In other words, the “problem” that Trump wants Congress to address above all other pressing matters facing the nation isn’t a problem at all.

And the GOP’s “remedy” to this nonexistent crisis would hassle tens of millions of Americans while preventing an untold number of them from participating in the election — all to weed out a few hundred noncitizens who may not even realize that they are registered and have no intention of participating in federal elections.

For good measure, Trump also added a prohibition of most types of mail-in voting and, for some bizarre reason, a ban on men participating in women’s sports and on “TRANSGENDER MUTILIZATION FOR CHILDREN,” whatever that is.

What is that language doing in a voter suppression bill? We honestly don’t know, but the president wants it in there, so Republicans will just have to rewrite it and pass it again in the House.

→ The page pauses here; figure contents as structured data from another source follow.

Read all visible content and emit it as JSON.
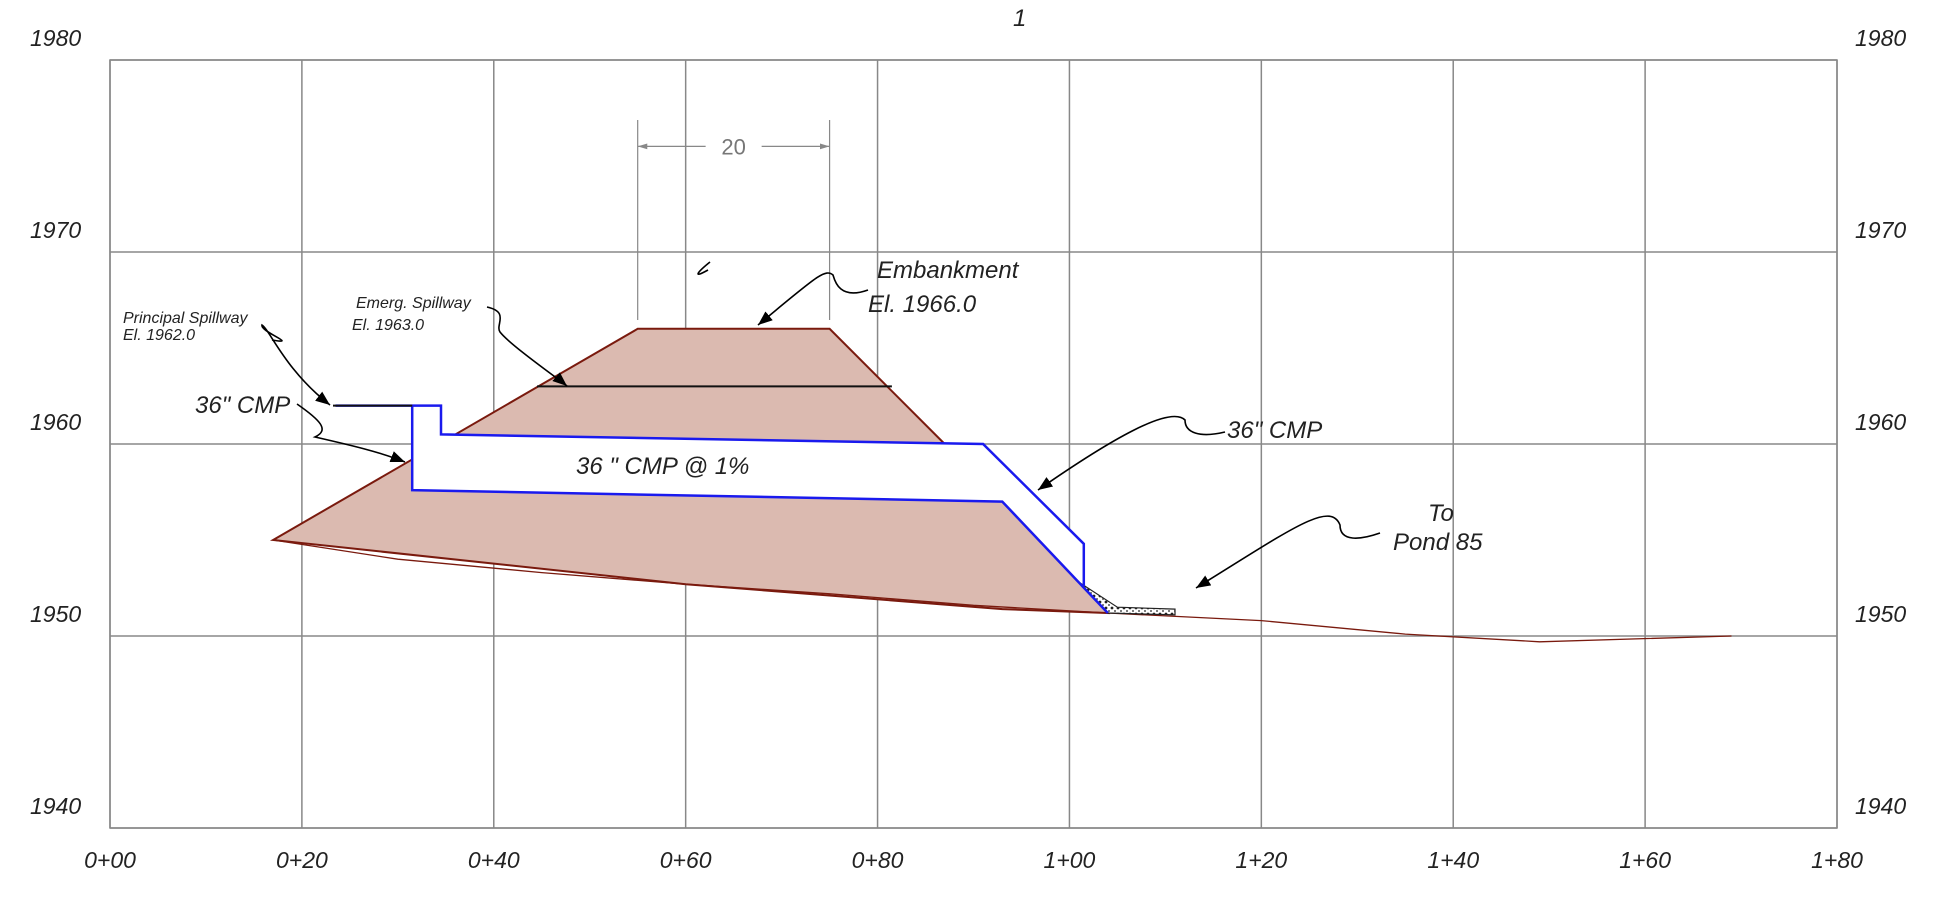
{
  "chart_data": {
    "type": "diagram",
    "x_axis": {
      "ticks": [
        "0+00",
        "0+20",
        "0+40",
        "0+60",
        "0+80",
        "1+00",
        "1+20",
        "1+40",
        "1+60",
        "1+80"
      ],
      "range": [
        0,
        180
      ]
    },
    "y_axis": {
      "ticks": [
        "1940",
        "1950",
        "1960",
        "1970",
        "1980"
      ],
      "range": [
        1940,
        1980
      ]
    },
    "grid": true,
    "ground_profile": [
      [
        17,
        1955
      ],
      [
        30,
        1954
      ],
      [
        45,
        1953.3
      ],
      [
        60,
        1952.7
      ],
      [
        75,
        1952.2
      ],
      [
        90,
        1951.6
      ],
      [
        104,
        1951.2
      ],
      [
        120,
        1950.8
      ],
      [
        135,
        1950.1
      ],
      [
        149,
        1949.7
      ],
      [
        169,
        1950.0
      ]
    ],
    "embankment": [
      [
        17,
        1955
      ],
      [
        55,
        1966
      ],
      [
        75,
        1966
      ],
      [
        87,
        1960
      ],
      [
        93,
        1957
      ],
      [
        104,
        1951.2
      ],
      [
        93,
        1951.4
      ],
      [
        60,
        1952.7
      ],
      [
        17,
        1955
      ]
    ],
    "emergency_spillway_line": [
      [
        44.5,
        1963.0
      ],
      [
        81.5,
        1963.0
      ]
    ],
    "cmp_top": [
      [
        23.5,
        1962.0
      ],
      [
        34.5,
        1962.0
      ],
      [
        34.5,
        1960.5
      ],
      [
        91,
        1960.0
      ],
      [
        101.5,
        1954.8
      ],
      [
        101.5,
        1952.6
      ]
    ],
    "cmp_bottom": [
      [
        31.5,
        1962.0
      ],
      [
        31.5,
        1957.6
      ],
      [
        93,
        1957.0
      ],
      [
        104,
        1951.2
      ]
    ],
    "riprap": [
      [
        101,
        1952.8
      ],
      [
        104,
        1951.2
      ],
      [
        111,
        1951.1
      ],
      [
        111,
        1951.4
      ],
      [
        105,
        1951.5
      ]
    ],
    "dimension": {
      "from": 55,
      "to": 75,
      "label": "20",
      "elevation": 1975.5
    },
    "colors": {
      "grid": "#888888",
      "embankment_fill": "#dbbab0",
      "embankment_line": "#7a1a0e",
      "pipe": "#1a1aee",
      "leader": "#000000",
      "dimension": "#888888"
    }
  },
  "annotations": {
    "embankment_l1": "Embankment",
    "embankment_l2": "El. 1966.0",
    "principal_l1": "Principal Spillway",
    "principal_l2": "El. 1962.0",
    "emerg_l1": "Emerg. Spillway",
    "emerg_l2": "El. 1963.0",
    "cmp_left": "36\" CMP",
    "cmp_right": "36\" CMP",
    "cmp_slope": "36 \" CMP @ 1%",
    "to_l1": "To",
    "to_l2": "Pond 85",
    "title_fragment": "1"
  }
}
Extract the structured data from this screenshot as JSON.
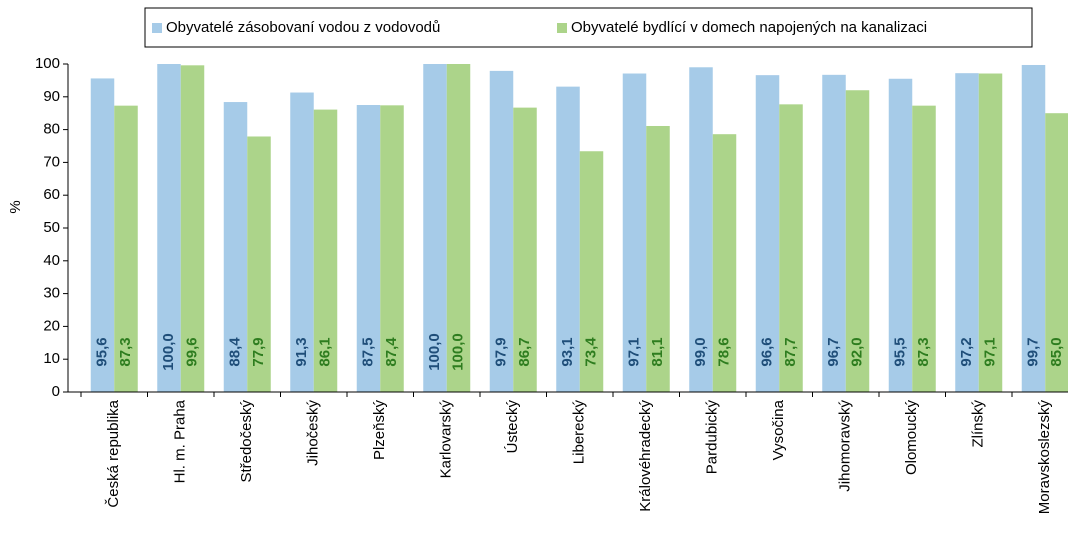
{
  "chart_data": {
    "type": "bar",
    "y_label": "%",
    "categories": [
      "Česká republika",
      "Hl. m. Praha",
      "Středočeský",
      "Jihočeský",
      "Plzeňský",
      "Karlovarský",
      "Ústecký",
      "Liberecký",
      "Královéhradecký",
      "Pardubický",
      "Vysočina",
      "Jihomoravský",
      "Olomoucký",
      "Zlínský",
      "Moravskoslezský"
    ],
    "series": [
      {
        "name": "Obyvatelé zásobovaní vodou z vodovodů",
        "color": "#a6cbe8",
        "label_color": "#1f4e79",
        "values": [
          95.6,
          100,
          88.4,
          91.3,
          87.5,
          100,
          97.9,
          93.1,
          97.1,
          99,
          96.6,
          96.7,
          95.5,
          97.2,
          99.7
        ],
        "value_labels": [
          "95,6",
          "100,0",
          "88,4",
          "91,3",
          "87,5",
          "100,0",
          "97,9",
          "93,1",
          "97,1",
          "99,0",
          "96,6",
          "96,7",
          "95,5",
          "97,2",
          "99,7"
        ]
      },
      {
        "name": "Obyvatelé bydlící v domech napojených na kanalizaci",
        "color": "#acd48a",
        "label_color": "#2e7d1f",
        "values": [
          87.3,
          99.6,
          77.9,
          86.1,
          87.4,
          100,
          86.7,
          73.4,
          81.1,
          78.6,
          87.7,
          92,
          87.3,
          97.1,
          85
        ],
        "value_labels": [
          "87,3",
          "99,6",
          "77,9",
          "86,1",
          "87,4",
          "100,0",
          "86,7",
          "73,4",
          "81,1",
          "78,6",
          "87,7",
          "92,0",
          "87,3",
          "97,1",
          "85,0"
        ]
      }
    ],
    "ylim": [
      0,
      100
    ],
    "yticks": [
      0,
      10,
      20,
      30,
      40,
      50,
      60,
      70,
      80,
      90,
      100
    ],
    "grid": false,
    "legend": "top"
  }
}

What we do know, however, is that Trump has never pushed so hard for any other legislation. And neither have the Republican senators who want to sacrifice the filibuster for the opportunity to disenfranchise Americans who might vote them out of power this fall.

And, as Trump’s social media post, in which he said that passing the legislation “supersedes everything else,” has shown, the GOP is willing to go to extraordinary lengths to drag it across the finish line.

Primarily, that means a lot of lying about what the “SAVE America Act” would actually do, and there has been plenty of that from Republicans and White House officials.

For example, they frequently mischaracterize what kind of ID would be sufficient to vote. In the vast majority of cases, for example, a driver’s license would not meet the requirements of the bill because it does not contain the citizenship status of the holder.

In addition, they like to misrepresent the support of Americans for a voter ID requirement as support for the entire bill. That is false, however. Furthermore, they are lying about the level of even that support. Trump, for example, said that 88 percent of voters backed the bill, and press secretary Karoline Leavitt did him two better by falsely claiming that 90 percent of the country supports the legislation.

While Republicans don’t have the votes yet to overcome a “talking filibuster,” that doesn’t mean that they will stop trying.

After all, their jobs depend on passing the “SAVE America Act.” As for Trump, the stakes are even higher. A Democratic victory in the midterms will mean an almost certain impeachment and the kind of oversight the most lawless administration in history would like to avoid.